Hollywood has a wonderful tradition of attracting the world's biggest film stars. The biggest proof has to be Arnold Schwarzenegger, despite an incredibly awkward early career and this new, strange, career twilight phase you're a party to. But he's far from alone. In fact, The Last Stand _is equally notable for being South Korean genre specialist Kim Jee-woon's English language directorial debut, despite his not speaking any English. So the task fell to you to make sure nothing was lost in the translation of this all-American themed action-western adventure that essentially pits the Terminator against _The Good, The Bad and the Weird. The result is a big messy mash-up that harnesses awkward charm to meet entertaining ends.

The casting alone personifies the film's warm embrace of the bizarre. Schwarzenegger plays a small town sheriff enjoying the quiet life after a bloody drug bust went sour in Los Angeles. His deputy is played by the always enjoyable Luis Guzman, who can out-funny talk almost anyone who calls English a second language. That is, until Peter Stormare graces the town with his obscure accent and dubious plan to smuggle (read: violently shuttle) a Mexican drug lord across the border. Schwarzenegger must, therefore, round up a rag-tag of heroes that includes ex-solider and current jail-house lock-up Rodrigo Santoro, who boasts the sexiest ill-command of English in the bunch. The film might as well include the subtitle In the Land of Funny Accents, but that probably wouldn't sell. Instead,_ _the posters make a big deal of Johnny Knoxville's presence, but your script is much less interested why his character is included, beyond a nominal plot purpose at the end.

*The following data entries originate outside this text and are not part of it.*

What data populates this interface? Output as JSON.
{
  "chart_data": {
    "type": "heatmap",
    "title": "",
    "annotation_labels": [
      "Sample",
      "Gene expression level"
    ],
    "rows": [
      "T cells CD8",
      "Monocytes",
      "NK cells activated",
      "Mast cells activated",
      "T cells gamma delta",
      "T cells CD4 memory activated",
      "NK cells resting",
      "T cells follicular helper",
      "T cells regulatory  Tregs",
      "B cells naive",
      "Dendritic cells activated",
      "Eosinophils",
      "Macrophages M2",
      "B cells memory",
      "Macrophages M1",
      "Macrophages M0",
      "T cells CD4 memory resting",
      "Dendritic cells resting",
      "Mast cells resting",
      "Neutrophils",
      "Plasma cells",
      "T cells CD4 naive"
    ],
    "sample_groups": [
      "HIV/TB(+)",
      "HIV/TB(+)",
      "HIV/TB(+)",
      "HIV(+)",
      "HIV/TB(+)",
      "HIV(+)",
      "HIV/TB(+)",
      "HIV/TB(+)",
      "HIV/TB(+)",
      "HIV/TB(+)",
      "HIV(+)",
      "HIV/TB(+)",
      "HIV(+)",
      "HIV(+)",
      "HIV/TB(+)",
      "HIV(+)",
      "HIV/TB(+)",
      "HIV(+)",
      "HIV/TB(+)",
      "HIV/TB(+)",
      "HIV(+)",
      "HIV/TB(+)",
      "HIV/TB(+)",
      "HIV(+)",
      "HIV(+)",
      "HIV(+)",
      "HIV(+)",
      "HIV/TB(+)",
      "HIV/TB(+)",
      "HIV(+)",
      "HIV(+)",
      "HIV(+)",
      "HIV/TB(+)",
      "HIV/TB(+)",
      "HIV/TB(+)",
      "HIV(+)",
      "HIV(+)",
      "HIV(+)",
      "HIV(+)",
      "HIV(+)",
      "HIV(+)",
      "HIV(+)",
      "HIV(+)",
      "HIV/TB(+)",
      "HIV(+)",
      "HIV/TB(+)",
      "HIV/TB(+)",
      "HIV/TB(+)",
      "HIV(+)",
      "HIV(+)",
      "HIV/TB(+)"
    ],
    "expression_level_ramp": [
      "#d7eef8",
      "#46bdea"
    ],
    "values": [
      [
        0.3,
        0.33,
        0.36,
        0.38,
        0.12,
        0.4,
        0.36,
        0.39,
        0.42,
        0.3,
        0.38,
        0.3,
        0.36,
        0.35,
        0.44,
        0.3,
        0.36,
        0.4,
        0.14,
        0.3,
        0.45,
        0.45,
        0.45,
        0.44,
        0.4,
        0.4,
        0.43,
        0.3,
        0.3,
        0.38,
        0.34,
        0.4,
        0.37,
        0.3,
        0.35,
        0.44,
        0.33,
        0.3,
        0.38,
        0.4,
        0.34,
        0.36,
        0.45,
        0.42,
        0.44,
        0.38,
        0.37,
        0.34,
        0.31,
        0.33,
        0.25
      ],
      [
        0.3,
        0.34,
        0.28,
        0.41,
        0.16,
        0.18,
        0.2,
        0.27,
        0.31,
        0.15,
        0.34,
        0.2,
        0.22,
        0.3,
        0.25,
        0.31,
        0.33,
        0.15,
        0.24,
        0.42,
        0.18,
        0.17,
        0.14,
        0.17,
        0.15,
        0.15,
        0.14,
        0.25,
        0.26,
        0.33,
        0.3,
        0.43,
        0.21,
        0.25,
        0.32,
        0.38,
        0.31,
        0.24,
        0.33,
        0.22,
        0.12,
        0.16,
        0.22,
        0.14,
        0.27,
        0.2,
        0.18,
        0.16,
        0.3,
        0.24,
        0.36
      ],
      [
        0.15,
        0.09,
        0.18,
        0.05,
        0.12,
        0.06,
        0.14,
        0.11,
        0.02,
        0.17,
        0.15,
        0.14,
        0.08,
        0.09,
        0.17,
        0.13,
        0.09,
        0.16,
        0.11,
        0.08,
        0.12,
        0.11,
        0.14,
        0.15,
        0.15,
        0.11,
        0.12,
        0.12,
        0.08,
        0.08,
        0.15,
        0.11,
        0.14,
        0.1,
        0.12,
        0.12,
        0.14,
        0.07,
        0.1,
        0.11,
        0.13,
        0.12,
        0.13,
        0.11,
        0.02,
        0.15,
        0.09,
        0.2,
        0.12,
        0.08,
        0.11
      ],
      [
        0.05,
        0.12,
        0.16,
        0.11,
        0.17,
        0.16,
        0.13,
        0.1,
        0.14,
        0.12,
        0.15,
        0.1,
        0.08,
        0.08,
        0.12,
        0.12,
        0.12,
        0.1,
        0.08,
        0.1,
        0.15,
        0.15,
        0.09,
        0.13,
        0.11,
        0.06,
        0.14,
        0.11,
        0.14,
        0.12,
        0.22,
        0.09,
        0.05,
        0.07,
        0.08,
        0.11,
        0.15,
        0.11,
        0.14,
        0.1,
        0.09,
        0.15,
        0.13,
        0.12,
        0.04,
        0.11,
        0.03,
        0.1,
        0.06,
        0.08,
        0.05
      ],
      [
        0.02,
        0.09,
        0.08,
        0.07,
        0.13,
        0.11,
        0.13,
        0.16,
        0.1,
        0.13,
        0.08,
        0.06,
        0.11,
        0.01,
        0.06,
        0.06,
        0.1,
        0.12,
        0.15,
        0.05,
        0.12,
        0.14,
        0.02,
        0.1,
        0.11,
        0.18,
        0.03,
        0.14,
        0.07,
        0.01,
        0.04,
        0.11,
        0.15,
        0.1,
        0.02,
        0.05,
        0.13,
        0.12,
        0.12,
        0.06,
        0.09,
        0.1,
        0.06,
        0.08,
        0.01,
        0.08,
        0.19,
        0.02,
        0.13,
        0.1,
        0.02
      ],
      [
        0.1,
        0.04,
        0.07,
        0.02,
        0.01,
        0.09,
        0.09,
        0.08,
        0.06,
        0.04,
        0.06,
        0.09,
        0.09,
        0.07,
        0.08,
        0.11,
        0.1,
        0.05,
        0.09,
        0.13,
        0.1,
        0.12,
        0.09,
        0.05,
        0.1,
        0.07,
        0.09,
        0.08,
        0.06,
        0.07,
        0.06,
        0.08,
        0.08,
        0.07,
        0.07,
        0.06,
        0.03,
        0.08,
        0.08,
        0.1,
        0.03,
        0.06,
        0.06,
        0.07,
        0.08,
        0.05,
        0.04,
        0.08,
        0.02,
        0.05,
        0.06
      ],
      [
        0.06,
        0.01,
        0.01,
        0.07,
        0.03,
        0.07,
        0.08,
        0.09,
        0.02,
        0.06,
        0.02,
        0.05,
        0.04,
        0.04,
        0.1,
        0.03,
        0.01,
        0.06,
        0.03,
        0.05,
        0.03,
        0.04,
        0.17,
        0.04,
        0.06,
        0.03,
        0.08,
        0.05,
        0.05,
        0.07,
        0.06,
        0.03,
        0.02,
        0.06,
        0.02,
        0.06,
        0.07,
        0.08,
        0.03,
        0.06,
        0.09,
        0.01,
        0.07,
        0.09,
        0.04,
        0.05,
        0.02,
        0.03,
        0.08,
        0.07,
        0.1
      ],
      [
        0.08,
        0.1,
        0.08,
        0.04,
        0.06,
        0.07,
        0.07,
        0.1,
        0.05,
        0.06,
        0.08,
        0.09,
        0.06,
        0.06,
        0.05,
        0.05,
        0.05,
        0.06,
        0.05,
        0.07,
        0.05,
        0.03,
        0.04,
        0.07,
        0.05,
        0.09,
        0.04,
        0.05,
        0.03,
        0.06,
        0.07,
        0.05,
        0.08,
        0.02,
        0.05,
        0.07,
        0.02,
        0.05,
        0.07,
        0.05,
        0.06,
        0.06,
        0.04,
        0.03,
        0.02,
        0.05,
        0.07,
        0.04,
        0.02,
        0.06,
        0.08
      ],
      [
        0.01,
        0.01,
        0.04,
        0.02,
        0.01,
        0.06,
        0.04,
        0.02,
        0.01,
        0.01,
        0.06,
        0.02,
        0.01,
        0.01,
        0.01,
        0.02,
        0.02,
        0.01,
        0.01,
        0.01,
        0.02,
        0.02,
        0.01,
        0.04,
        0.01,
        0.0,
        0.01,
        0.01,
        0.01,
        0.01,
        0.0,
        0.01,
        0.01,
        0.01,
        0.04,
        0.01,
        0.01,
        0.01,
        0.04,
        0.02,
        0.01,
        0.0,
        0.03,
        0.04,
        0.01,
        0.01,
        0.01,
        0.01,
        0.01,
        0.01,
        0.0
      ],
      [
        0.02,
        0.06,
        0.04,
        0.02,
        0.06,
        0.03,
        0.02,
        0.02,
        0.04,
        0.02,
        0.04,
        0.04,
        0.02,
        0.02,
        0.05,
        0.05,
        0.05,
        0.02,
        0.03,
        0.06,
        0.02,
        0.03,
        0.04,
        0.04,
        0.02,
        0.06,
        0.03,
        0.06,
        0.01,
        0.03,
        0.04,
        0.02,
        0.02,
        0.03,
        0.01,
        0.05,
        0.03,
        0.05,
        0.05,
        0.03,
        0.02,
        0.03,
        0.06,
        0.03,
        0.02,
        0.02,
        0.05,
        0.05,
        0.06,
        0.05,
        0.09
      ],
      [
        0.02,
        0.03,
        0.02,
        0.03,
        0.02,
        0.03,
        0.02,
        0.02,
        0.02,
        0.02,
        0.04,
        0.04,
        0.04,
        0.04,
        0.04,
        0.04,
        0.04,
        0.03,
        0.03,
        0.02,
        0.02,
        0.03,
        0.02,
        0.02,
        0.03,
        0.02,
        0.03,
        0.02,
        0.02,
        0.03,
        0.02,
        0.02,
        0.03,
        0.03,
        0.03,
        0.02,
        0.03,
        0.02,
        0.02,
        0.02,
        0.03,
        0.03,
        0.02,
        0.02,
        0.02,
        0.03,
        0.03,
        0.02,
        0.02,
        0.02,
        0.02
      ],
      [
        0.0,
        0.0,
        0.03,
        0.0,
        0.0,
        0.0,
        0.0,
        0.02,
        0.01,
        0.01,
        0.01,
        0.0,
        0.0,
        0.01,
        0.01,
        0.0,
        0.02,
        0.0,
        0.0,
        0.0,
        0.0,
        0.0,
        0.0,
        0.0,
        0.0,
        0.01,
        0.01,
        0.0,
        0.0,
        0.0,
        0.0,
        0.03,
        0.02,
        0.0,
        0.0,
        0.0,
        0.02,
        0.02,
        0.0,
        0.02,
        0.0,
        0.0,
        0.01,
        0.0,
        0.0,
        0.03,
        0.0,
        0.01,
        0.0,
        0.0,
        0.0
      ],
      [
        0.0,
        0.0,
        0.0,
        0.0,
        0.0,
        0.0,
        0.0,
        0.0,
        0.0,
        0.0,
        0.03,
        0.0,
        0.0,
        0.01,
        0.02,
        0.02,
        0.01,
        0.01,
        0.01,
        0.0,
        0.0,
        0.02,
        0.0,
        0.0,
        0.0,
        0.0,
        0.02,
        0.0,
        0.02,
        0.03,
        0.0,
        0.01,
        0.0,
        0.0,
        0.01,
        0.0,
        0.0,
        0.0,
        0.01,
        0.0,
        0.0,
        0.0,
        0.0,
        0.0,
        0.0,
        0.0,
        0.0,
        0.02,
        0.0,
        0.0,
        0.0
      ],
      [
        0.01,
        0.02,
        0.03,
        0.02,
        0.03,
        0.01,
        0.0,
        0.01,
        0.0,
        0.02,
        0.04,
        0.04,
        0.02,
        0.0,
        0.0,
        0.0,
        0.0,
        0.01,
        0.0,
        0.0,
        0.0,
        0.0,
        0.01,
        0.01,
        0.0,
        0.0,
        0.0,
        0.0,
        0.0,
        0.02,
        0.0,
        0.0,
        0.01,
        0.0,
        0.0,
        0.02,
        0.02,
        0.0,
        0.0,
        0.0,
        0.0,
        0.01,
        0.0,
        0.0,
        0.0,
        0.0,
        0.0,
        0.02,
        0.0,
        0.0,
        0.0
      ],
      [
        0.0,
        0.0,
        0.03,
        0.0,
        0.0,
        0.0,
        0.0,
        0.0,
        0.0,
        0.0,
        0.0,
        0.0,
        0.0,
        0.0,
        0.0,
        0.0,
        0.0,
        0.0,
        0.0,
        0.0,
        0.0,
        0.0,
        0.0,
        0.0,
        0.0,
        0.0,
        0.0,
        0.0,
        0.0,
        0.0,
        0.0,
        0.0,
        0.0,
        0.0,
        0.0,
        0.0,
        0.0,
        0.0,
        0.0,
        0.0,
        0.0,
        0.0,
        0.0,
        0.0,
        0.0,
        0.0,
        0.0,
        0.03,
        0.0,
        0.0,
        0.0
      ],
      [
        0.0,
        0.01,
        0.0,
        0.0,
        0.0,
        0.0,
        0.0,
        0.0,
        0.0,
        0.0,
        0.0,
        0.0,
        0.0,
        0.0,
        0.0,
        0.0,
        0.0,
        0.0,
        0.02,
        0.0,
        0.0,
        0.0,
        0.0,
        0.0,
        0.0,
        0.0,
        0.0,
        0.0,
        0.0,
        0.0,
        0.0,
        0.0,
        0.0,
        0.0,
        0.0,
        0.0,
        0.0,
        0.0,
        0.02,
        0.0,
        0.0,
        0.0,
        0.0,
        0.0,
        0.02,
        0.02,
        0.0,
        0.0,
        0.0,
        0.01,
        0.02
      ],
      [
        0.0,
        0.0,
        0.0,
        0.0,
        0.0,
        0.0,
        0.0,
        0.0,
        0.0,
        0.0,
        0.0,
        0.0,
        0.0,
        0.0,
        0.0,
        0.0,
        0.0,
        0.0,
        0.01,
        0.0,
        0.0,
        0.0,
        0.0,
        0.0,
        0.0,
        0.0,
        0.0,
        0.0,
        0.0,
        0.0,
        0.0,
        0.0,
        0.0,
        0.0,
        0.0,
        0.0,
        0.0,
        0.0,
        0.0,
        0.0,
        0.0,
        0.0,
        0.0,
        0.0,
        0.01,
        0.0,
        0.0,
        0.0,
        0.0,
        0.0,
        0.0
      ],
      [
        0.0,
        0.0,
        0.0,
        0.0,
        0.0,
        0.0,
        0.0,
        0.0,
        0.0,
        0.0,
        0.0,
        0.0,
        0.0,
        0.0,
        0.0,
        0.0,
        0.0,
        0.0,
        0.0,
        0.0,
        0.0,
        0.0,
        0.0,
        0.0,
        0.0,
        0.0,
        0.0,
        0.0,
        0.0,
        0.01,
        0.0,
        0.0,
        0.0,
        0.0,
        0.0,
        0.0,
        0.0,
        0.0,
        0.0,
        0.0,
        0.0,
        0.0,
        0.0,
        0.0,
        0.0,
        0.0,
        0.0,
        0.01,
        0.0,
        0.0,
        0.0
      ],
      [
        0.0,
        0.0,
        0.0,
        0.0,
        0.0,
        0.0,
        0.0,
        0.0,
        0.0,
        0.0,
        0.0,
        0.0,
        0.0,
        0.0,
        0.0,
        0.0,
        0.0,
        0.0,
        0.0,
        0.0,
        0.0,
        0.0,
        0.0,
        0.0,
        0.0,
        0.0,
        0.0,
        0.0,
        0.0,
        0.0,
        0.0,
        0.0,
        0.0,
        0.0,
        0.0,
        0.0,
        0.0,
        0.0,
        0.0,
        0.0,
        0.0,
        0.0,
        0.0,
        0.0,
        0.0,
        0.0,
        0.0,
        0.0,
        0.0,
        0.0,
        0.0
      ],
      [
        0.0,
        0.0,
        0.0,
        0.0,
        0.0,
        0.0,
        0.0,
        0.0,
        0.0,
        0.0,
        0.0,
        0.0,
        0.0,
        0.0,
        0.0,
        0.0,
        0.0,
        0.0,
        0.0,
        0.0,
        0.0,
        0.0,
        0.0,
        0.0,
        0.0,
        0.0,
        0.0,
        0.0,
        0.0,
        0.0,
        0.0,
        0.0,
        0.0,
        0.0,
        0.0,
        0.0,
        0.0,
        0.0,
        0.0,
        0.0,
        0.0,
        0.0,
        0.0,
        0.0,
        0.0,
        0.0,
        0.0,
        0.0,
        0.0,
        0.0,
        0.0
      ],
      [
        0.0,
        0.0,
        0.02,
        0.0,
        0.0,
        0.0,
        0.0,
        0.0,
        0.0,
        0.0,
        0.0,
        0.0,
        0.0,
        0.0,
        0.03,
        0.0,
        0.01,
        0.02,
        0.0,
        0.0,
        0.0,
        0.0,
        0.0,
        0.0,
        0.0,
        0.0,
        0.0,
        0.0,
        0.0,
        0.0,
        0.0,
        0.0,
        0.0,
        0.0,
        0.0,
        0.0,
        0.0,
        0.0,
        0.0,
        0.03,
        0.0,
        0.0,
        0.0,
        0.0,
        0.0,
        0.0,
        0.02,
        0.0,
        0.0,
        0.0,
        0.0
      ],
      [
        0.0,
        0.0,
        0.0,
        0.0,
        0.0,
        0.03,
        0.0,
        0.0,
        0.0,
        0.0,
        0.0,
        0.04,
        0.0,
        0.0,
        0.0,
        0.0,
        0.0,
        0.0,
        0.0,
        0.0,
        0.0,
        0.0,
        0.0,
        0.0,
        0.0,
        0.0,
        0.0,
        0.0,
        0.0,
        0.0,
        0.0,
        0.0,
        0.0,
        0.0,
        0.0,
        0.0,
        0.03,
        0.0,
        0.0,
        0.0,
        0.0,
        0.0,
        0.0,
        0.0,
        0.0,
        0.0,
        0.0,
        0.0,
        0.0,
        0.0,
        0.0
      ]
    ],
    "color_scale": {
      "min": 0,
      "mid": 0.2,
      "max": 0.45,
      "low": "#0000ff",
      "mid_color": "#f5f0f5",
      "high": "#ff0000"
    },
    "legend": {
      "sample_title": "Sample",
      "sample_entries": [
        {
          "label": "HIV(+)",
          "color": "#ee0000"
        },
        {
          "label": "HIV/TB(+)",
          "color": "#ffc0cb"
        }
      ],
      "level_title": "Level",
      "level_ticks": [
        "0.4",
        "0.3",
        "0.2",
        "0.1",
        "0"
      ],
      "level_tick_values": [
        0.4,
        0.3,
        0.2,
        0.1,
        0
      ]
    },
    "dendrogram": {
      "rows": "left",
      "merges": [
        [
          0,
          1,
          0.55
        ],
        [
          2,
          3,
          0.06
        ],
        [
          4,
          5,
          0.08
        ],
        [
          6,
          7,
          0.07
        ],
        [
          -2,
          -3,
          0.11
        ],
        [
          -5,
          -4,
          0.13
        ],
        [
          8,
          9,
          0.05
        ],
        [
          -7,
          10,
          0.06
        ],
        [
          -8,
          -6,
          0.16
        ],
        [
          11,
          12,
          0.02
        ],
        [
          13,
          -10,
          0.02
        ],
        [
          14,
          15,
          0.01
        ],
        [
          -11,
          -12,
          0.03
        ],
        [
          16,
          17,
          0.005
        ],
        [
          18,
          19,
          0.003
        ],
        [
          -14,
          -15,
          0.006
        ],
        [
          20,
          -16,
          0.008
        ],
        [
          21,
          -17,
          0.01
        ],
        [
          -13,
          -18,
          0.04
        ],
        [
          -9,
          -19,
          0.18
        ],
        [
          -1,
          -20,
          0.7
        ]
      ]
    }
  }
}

Ironically, a film like this may never have been designed for American audiences. A lot of clumsy nuance can be forgiven when subtitles are slapped over a performance. If the story works, the action is convincing, and the pacing feels right, a lot of nitpicking would be lost on foreign audiences (that ever-growing box office market). And to that end, the film gets a lot of things right. The early escape sequence in Las Vegas is impressive, the characters are given time to process and react to what's happening, and a number of the action sequences (namely the cat-and-mouse chase in the cornfields) feel inspired. All of these elements play well to the genre, and feel like they're working on an appropriately exciting, but not wildly over-the-top scale. Well, at least by American movie standards.

For that reason, I'd say you did a pretty good job. The director obviously understands the universal film language of shooting underdog action picture. Even if the rest of production is working from a very basic translation.